La fermeture du détachement de la GRC à Chicoutimi choque le sergent à la retraite, Michel Trudel.

Un ancien de la GRC critique les fermetures

Le sergent à la retraite de la Gendarmerie Royale du Canada (GRC), Michel Trudel, dénonce la fermeture du détachement de Chicoutimi. Il soutient que les raisons de réorganisation et de restructuration invoquées ne tiennent pas la route. Il croit que l’organisation cherche en réalité à trouver les moyens d’assumer les poursuites intentées contre elle.

Les superstitieux disent qu’un vendredi 13 porte malheur. Sans confirmer que c’est le cas, une chose est certaine : cinq employés du poste de la GRC à Chicoutimi verront le bâtiment de la rue Newton, à Chicoutimi, fermer définitivement ses portes vendredi. Ces employés devraient être transférés dans un autre détachement.

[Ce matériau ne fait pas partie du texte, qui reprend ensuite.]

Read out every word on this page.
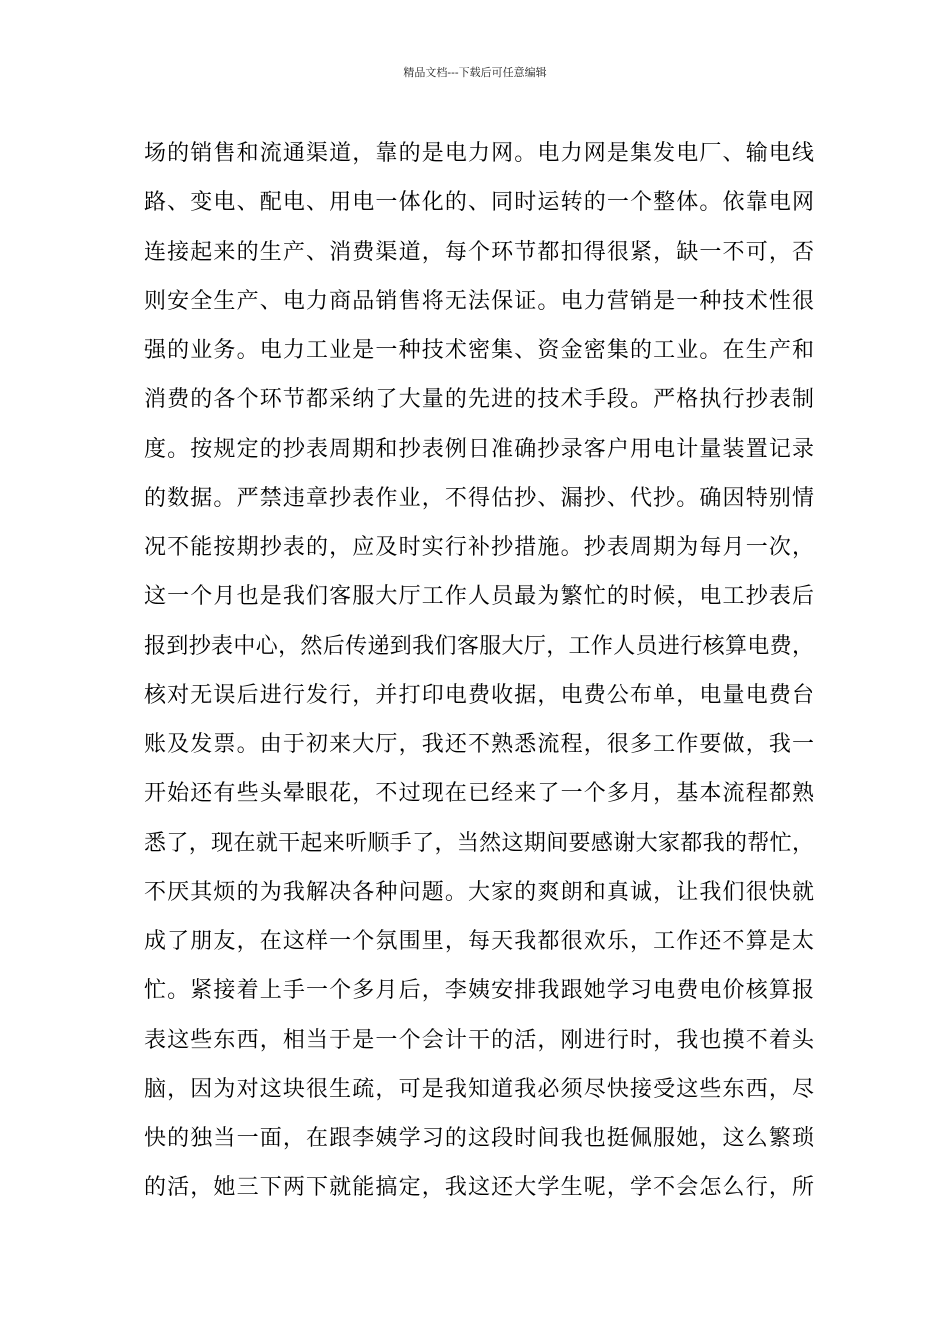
精品文档---下载后可任意编辑
场的销售和流通渠道，靠的是电力网。电力网是集发电厂、输电线
路、变电、配电、用电一体化的、同时运转的一个整体。依靠电网
连接起来的生产、消费渠道，每个环节都扣得很紧，缺一不可，否
则安全生产、电力商品销售将无法保证。电力营销是一种技术性很
强的业务。电力工业是一种技术密集、资金密集的工业。在生产和
消费的各个环节都采纳了大量的先进的技术手段。严格执行抄表制
度。按规定的抄表周期和抄表例日准确抄录客户用电计量装置记录
的数据。严禁违章抄表作业，不得估抄、漏抄、代抄。确因特别情
况不能按期抄表的，应及时实行补抄措施。抄表周期为每月一次，
这一个月也是我们客服大厅工作人员最为繁忙的时候，电工抄表后
报到抄表中心，然后传递到我们客服大厅，工作人员进行核算电费，
核对无误后进行发行，并打印电费收据，电费公布单，电量电费台
账及发票。由于初来大厅，我还不熟悉流程，很多工作要做，我一
开始还有些头晕眼花，不过现在已经来了一个多月，基本流程都熟
悉了，现在就干起来听顺手了，当然这期间要感谢大家都我的帮忙，
不厌其烦的为我解决各种问题。大家的爽朗和真诚，让我们很快就
成了朋友，在这样一个氛围里，每天我都很欢乐，工作还不算是太
忙。紧接着上手一个多月后，李姨安排我跟她学习电费电价核算报
表这些东西，相当于是一个会计干的活，刚进行时，我也摸不着头
脑，因为对这块很生疏，可是我知道我必须尽快接受这些东西，尽
快的独当一面，在跟李姨学习的这段时间我也挺佩服她，这么繁琐
的活，她三下两下就能搞定，我这还大学生呢，学不会怎么行，所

Le président de l’Association de la police montée du Québec, Serge Bilodeau, a fait parvenir un communiqué de presse aux médias pour dénoncer les fermetures des établissements de Chicoutimi, Saint-Jérôme, Rouyn-Noranda, Drummondville et Trois-Rivières. Au total, 19 familles seront transférées.

« Nous dénonçons cette diminution de services en région. Cette diminution s’est effectuée tranquillement et était justifiée par des changements de mandats pour en arriver finalement à une fermeture dans l’anonymat et l’indifférence », indique M. Bilodeau.

« Ces mesures réduisent la capacité des régions touchées à se défendre contre le crime organisé, le terrorisme et autres problématiques adressées normalement par la GRC », ajoute-t-il.

Michel Trudel, qui a été au service de la GRC durant 34 ans, dont 28 au détachement de Chicoutimi à titre de sergent et sous-officier responsable du département des délits commerciaux, sait très bien que les raisons officielles touchent sa restructuration et sa réorganisation. Mais il n’y croit pas complètement.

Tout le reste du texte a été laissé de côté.